Since then, Gaelynn has played over 425 shows in 42 states and seven countries, adding nearly 100,000 miles to their Ford
Econoline’s odometer. The singer-songwriter and violinist has graced the stage of renowned venues like Nashville’s Music City
Roots, The Kennedy Center, House of Blues and even BBC World News. This June she was featured at arts festivals in Iceland and
Switzerland; she then played Winnipeg Folk Fest in July, Travelers Rest Festival in August and Halifax Pop Explosion in October.
Yet somehow between this perpetual blitz of performances, Gaelynn also managed to release her third full-length album in
September. Until this point Gaelynn Lea has presented most of her songs using only a few tools: a violin, a voice, and a looping
pedal. But for her latest, Gaelynn Lea enlisted the help of some musical friends to bring her new album to life. Several of
Minnesota’s heavy-hitters—including Al Church, Dave Mehling, Marty Dosh, Andrew Foreman and Alan Sparhawk—lent their
creative influence and musicality to this recording. The result is a powerfully emotive effort of confidence and purpose which
captures the poignancy and presence of Gaelynn Lea’s crafted repertoire.
Her new album, Learning How To Stay, is an 11-song collection that runs the gamut sonically from pensive and luscious to
aggressive and intentioned, from folk to decidedly pop, and even includes a couple of traditional fiddle tunes. Undoubtedly the
connecting thread of this album is Gaelynn Lea herself. With her singular voice and deeply-affecting violin, she guides the listener
through a journey that explores the contrasting nature of existence: dark and light, birth and death, anger and forgiveness, sorrow
and joy. Learning How to Stay encourages the listener to stay present for it all.
The album opens with a droning cascade of strings and a lone piano setting the tone on Bound By a Thread, then abruptly shifts to
the bright country twang of guitars through a lesson of literal biology and figurative heart on Dark to Light and Dark Again. This
contrast is indicative of the record as a complete thought, presenting the listener with an ever-widening spectrum of themes and
musical moods. The sparse indie-rock vibe of I See It Too is then juxtaposed with the Celtic-like pastoral build of the instrumental,
Jim and Judy’s Wedding (composed by Larry Unger).
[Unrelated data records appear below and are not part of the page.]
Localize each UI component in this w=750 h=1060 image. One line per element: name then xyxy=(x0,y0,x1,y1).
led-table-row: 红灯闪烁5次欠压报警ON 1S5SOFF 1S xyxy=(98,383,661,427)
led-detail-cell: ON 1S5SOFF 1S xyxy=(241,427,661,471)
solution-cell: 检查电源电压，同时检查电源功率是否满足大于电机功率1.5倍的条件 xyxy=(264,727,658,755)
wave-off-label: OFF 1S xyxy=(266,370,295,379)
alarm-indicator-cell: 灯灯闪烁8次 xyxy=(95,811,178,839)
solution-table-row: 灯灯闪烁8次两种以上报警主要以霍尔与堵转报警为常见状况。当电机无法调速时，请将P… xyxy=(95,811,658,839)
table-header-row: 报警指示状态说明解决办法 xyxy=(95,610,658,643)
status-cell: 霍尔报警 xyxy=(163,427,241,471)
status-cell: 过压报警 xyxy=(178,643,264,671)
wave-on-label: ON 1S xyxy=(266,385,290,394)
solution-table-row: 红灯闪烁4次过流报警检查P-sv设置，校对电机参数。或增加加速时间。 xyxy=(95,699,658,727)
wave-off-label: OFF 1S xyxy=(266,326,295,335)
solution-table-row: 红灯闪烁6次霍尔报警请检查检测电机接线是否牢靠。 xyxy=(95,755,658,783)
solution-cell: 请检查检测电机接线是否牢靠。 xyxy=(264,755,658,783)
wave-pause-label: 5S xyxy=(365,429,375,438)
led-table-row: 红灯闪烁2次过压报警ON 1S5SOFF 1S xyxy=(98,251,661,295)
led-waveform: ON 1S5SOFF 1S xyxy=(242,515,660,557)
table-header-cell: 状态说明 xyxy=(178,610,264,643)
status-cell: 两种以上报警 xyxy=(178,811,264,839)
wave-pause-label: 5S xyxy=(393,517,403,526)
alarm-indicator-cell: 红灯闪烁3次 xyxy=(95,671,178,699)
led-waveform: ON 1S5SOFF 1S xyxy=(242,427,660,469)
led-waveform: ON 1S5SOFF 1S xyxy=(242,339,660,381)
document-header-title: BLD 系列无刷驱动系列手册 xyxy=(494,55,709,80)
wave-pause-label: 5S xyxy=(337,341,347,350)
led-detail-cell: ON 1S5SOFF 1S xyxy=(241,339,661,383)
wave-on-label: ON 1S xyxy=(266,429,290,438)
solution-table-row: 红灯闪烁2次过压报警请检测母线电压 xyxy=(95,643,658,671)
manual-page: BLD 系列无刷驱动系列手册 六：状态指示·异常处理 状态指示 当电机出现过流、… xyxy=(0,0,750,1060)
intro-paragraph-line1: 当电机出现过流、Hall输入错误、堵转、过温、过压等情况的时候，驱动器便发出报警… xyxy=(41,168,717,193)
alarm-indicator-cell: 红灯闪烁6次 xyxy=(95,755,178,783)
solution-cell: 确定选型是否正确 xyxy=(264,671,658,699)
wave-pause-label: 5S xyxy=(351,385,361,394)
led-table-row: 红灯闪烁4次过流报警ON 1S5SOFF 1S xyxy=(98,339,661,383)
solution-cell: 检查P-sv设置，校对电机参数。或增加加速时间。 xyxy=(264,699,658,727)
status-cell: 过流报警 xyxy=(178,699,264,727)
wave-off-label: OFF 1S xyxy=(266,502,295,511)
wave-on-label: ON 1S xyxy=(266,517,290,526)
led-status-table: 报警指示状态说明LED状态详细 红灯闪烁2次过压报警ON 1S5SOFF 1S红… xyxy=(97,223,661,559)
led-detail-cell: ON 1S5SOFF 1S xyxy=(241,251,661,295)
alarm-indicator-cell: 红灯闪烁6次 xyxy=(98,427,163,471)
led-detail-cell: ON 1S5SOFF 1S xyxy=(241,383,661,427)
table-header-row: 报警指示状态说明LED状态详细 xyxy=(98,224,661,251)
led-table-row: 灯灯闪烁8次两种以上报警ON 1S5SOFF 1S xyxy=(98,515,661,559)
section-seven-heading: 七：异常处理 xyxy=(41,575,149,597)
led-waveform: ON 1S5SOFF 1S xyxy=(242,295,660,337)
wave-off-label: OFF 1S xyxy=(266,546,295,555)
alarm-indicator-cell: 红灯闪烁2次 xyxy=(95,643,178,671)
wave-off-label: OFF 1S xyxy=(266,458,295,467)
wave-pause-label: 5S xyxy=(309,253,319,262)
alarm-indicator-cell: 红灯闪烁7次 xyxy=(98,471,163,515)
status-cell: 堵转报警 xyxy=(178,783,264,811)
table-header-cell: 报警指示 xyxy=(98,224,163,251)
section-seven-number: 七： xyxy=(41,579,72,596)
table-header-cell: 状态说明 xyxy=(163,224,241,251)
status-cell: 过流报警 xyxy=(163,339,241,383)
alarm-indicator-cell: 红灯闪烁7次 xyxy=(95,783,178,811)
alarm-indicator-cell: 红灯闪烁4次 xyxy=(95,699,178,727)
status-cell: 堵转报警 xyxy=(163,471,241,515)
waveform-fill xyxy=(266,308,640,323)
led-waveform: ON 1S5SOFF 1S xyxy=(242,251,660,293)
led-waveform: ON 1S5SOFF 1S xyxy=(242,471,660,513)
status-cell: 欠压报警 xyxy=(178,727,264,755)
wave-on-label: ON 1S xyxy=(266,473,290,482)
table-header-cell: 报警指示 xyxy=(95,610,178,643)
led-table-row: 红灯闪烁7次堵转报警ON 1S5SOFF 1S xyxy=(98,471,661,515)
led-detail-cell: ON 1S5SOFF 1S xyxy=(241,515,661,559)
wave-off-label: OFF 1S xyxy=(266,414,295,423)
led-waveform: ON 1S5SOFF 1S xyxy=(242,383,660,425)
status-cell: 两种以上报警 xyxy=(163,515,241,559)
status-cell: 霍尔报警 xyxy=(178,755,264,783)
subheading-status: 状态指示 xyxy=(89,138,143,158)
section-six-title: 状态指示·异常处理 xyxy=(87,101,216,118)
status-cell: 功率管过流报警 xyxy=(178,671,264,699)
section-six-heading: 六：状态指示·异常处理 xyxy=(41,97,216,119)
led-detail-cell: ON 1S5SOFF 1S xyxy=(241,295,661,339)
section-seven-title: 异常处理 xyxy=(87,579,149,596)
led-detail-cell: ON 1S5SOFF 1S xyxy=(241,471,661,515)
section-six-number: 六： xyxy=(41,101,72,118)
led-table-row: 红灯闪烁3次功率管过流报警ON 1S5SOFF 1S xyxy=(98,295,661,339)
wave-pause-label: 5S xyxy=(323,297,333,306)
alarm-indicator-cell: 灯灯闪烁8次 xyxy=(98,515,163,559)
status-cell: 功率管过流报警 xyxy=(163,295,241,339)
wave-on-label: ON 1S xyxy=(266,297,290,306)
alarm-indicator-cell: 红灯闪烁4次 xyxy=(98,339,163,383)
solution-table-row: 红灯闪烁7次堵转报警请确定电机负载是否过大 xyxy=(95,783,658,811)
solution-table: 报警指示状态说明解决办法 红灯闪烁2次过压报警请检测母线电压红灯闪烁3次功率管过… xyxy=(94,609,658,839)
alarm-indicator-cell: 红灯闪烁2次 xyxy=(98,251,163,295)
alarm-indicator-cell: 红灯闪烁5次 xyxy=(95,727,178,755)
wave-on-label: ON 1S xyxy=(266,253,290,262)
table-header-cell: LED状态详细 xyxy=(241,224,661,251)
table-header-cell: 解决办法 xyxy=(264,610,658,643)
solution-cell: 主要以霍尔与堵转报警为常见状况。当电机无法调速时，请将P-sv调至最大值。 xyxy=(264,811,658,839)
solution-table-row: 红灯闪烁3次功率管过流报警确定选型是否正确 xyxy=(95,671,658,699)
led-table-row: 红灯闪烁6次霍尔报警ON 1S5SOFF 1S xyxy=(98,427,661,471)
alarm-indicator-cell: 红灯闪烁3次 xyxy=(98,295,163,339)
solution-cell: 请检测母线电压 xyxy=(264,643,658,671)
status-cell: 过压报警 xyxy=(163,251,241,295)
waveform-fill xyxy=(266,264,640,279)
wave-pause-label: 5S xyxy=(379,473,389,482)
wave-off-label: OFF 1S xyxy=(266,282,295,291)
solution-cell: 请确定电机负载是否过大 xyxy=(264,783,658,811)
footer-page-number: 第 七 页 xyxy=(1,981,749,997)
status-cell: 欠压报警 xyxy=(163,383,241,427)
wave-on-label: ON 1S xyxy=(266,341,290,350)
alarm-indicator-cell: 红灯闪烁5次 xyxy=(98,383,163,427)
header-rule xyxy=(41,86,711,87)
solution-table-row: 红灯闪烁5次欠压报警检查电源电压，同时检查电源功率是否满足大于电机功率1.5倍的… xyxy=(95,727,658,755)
Mid-tempo grooves are broken down and piled back up on both Lost in the Woods and the backstreet rocker Someday We’ll
Linger in the Sun. Carefully, patiently, the music unfolds with a myriad of tasteful choices: a Hammond B-3 organ harmonizing
briefly with the heartbreak vocal of The Last Three Feet; the polyrhythmic art rock sensibility of I Wait.
Bright, bare minimalism adorns the Irish-tinged original Grace and a Tender Hand, while a foreboding darkness inhabits the Finnish
traditional instrumental, Metsakukkia. This genre-defying album winds down with some welcomed serenity during the ballad
Moment of Bliss, which is a fitting end to this emotionally satisfying listening experience. “Learning How To Stay is Gaelynn Lea’s
finest moment to date and shows a true artist developing right in front of our eyes.” (Simon Tucker, Louder Than War)
In addition to performing and recording, Gaelynn also loves to do public speaking engagements about disability awareness,
accessibility in the arts, and living an enriching life. She has a congenital disability called Osteogenesis Imperfecta, or Brittle Bones Disease. Gaelynn is a strong voice in the disability community; she uses her music as a platform to advocate for people with disabilities and to promote positive social change.